By Eurohoops team/ info@eurohoops.net
Spurs coach Gregg Popovich spoke openly Friday about his frustration with Tuesday’s election of Donald Trump as the 45th USA president.
“I’m still sick to my stomach, and not basically because the Republicans won or anything, but the disgusting tenor, tone and all the comments that have been xenophobic, homophobic, racist, misogynistic,” he said before the Spurs’ home game against the Detroit Pistons. “And I live in that country where half the people ignored all that to elect someone. That’s the scariest part of [the] whole thing to me. It’s got nothing to do with the environment, Obamacare and all the other stuff. We live in a country that ignored all those values that we would hold our kids accountable for.”

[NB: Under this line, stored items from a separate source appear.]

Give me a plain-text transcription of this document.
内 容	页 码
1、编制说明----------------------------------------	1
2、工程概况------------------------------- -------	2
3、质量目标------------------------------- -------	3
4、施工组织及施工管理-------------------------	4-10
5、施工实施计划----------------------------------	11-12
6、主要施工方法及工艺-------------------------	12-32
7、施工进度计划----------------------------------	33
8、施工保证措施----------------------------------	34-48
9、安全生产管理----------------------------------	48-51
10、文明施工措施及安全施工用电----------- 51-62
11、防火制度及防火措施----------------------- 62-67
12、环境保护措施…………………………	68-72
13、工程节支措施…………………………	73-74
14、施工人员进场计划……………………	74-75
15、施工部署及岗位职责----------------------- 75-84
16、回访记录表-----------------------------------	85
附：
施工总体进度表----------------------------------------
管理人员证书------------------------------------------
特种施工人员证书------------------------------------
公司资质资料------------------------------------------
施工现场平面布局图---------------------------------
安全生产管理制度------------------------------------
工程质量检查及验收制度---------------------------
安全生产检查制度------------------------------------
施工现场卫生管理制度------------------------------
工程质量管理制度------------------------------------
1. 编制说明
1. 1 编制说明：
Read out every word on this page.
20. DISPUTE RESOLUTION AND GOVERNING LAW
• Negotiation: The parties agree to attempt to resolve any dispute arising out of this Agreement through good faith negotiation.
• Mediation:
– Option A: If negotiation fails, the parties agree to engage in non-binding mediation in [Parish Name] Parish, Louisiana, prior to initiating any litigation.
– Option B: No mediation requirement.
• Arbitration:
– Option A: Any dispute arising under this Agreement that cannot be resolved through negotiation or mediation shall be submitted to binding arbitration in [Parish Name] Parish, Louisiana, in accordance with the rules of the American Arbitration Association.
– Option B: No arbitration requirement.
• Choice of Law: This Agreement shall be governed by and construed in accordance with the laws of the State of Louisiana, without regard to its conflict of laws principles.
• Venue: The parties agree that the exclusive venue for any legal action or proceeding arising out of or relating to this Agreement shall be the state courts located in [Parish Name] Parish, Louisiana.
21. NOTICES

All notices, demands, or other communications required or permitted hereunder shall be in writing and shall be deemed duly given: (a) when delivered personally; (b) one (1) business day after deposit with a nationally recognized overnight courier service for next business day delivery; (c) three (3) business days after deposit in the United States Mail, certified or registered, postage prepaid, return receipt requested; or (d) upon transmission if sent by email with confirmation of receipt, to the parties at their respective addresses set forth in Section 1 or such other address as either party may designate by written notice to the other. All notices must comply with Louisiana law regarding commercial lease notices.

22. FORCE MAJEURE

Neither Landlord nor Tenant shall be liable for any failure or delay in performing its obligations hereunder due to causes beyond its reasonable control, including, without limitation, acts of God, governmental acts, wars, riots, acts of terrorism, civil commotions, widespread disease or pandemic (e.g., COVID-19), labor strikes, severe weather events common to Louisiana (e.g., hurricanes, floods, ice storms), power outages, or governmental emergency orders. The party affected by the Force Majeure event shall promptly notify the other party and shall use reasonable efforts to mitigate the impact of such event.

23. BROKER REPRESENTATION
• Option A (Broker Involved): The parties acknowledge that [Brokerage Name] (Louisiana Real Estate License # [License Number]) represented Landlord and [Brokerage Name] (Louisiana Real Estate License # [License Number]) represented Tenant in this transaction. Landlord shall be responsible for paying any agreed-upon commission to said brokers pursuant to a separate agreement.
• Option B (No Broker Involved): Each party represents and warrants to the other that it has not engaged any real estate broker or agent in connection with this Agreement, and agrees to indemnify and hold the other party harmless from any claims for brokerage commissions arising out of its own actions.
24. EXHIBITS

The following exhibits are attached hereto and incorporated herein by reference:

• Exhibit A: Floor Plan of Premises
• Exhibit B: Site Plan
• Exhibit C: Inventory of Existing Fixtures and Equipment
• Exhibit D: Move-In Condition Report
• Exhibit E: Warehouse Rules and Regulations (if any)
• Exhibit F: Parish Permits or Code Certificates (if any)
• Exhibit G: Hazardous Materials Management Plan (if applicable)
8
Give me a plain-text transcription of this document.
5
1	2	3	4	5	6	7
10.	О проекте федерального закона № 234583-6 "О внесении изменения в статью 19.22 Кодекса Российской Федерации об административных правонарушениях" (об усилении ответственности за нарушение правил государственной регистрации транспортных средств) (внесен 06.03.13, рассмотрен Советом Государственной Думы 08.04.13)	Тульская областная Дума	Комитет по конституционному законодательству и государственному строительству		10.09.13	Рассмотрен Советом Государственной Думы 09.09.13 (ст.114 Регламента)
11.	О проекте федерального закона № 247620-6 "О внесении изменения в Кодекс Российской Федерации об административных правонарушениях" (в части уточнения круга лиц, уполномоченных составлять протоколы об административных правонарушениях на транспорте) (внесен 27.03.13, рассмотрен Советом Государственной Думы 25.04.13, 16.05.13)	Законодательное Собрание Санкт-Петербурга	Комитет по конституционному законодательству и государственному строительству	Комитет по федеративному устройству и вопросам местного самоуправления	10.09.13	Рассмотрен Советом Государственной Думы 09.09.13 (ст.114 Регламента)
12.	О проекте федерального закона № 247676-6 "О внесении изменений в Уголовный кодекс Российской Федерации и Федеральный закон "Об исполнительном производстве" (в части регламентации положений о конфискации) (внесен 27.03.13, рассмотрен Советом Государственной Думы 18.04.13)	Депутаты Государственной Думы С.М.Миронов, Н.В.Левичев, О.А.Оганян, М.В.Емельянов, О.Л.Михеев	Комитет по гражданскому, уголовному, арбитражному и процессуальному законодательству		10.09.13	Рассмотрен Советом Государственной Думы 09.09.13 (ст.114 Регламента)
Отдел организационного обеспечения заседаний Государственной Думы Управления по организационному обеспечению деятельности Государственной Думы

Popovich didn’t try to be polite when he expressed a more than strong opinion. “Everybody wants him to be successful. It’s our country; we don’t want it to go down the drain,” he said. “Any reasonable person would come to that conclusion, but it does not take away the fact that he used that fear-mongering and all the comments from day one. The race-baiting with trying to make Barack Obama, our first black president, illegitimate. It leaves me to wonder where I’ve been living and with whom I’m living.”
Popovich also expressed empathy for minority groups that might be adversely affected by Trump’s remarks during his campaign: “What gets lost in the process are African-Americans, Hispanics, women and the gay population, not to mention the eighth-grade developmental stage exhibited by him when he made fun of the handicapped person,” he said. “I mean, come on. That’s what an eighth-grade bully does, and he was elected president of the United States. We would have scolded our kids. We would have had discussions and talked until we were blue in the face trying to get them to understand these things. And he is in charge of our country. That’s disgusting. Values to me are more important than anybody’s skill in business or anything else because it tells who we are, how we want to live and what kind of people we are. That’s why I have great respect for people like Lindsey Graham, John McCain, John Kasich, who I disagree with on a lot of political things. But they had enough fiber and respect for humanity and tolerance for all groups to say what they said about the man.”